Kabul delays elections a second time, creating space for U.S.-led efforts to end the 17-year conflict with the Taliban
War-torn Afghanistan has delayed its presidential election until Sept. 28, officials announced on Wednesday, the second time the ballot has been put back and five months later than it was originally scheduled to be held.
The announcement by the Independent Election Commission (IEC) comes after speculation that the vote would be postponed to create space for U.S.-led efforts to end the 17-year war with the Taliban.
The presidential ballot was originally scheduled for April 20, then delayed to July 20. Many observers had considered both dates unrealistic given the Independent Election Commission (IEC) had yet to finalize results of October’s shambolic parliamentary elections.
The IEC said in a statement on Wednesday that the vote had faced “numerous problems and challenges … therefore holding the elections based on the timelines previously announced is not possible.”
“In order to better implement the rule of election law, ensure transparency as well as voter registration, the presidential election, provincial council election as well as the parliamentary election of Ghazni province will be held on Sept. 28,” the statement said.

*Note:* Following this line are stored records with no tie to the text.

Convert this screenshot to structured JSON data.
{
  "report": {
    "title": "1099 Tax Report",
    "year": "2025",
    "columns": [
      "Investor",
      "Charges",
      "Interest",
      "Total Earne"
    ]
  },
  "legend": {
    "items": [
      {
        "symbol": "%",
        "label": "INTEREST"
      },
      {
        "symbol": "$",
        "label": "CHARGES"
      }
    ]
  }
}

The election should go ahead, it added, “provided all relevant sides, especially the government and the international community, provide the IEC with the required budget on time.”
A spokesman for President Ashraf Ghani, who plans to seek re-election, said the government respects the decision and is “fully prepared to cooperate with the IEC.” The statement did not mention the ongoing talks between the U.S. and the Taliban, which have caused unease in Kabul as Washington seeks a way out of its longest war.

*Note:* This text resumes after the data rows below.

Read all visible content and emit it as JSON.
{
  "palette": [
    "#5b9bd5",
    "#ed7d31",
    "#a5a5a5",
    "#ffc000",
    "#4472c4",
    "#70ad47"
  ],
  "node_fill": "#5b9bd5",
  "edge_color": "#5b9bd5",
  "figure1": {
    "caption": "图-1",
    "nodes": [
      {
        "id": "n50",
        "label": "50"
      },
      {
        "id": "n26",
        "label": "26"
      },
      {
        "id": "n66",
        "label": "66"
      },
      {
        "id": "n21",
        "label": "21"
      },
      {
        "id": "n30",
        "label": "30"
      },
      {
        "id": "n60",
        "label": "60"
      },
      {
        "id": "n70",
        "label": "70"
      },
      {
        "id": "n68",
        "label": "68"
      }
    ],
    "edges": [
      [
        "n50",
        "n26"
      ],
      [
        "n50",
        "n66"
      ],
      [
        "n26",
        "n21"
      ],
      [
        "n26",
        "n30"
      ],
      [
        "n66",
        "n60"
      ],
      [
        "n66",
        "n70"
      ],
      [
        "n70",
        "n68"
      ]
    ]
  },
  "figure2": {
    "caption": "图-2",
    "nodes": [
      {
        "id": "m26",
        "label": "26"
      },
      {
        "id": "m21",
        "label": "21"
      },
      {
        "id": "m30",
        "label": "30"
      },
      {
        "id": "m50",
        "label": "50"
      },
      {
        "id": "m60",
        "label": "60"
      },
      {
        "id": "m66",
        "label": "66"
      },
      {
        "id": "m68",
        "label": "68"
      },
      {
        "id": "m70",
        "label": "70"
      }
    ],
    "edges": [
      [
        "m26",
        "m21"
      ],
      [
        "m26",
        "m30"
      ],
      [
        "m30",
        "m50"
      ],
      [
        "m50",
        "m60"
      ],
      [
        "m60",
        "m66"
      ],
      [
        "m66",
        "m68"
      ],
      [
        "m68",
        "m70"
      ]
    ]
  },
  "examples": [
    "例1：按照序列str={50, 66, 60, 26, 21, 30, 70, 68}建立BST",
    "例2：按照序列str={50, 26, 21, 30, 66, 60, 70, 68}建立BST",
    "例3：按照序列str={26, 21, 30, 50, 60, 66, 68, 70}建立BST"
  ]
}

Afghan officials have voiced frustration at being sidelined in the process, complaining it undermines the legitimacy of the government in Kabul, which the Taliban dismisses as a puppet regime.
Earlier this month a close Ghani aide sparked a diplomatic spat with Washington by criticizing the talks. “We don’t know what’s going on. We don’t have the kind of transparency that we should have,” Hamdullah Mohib, Afghanistan’s national security adviser, told media during a visit to Washington. “The last people to find out are us.”
U.S. special envoy Zalmay Khalilzad, who is leading the talks for Washington, said after the latest round ended in Doha earlier this month that “real strides” had been made but no agreement was reached on a timetable for a troop withdrawal.
He spoke of an agreement “in draft” on the issues of counter-terrorism, assurances from the Taliban and troop withdrawal, and suggested the next phases would be intra-Afghan dialogue and a ceasefire, but stressed that nothing was finalized.
Many Afghans are worried that Ghani’s fragile unity government would collapse if U.S. troops pulled out, enabling the Taliban to return to power and potentially sparking another bloody civil war. There also are concerns the presidential election, which will now be held nearer the Taliban’s traditional fighting season, could unleash a wave of deadly violence as militants seek to disrupt the vote.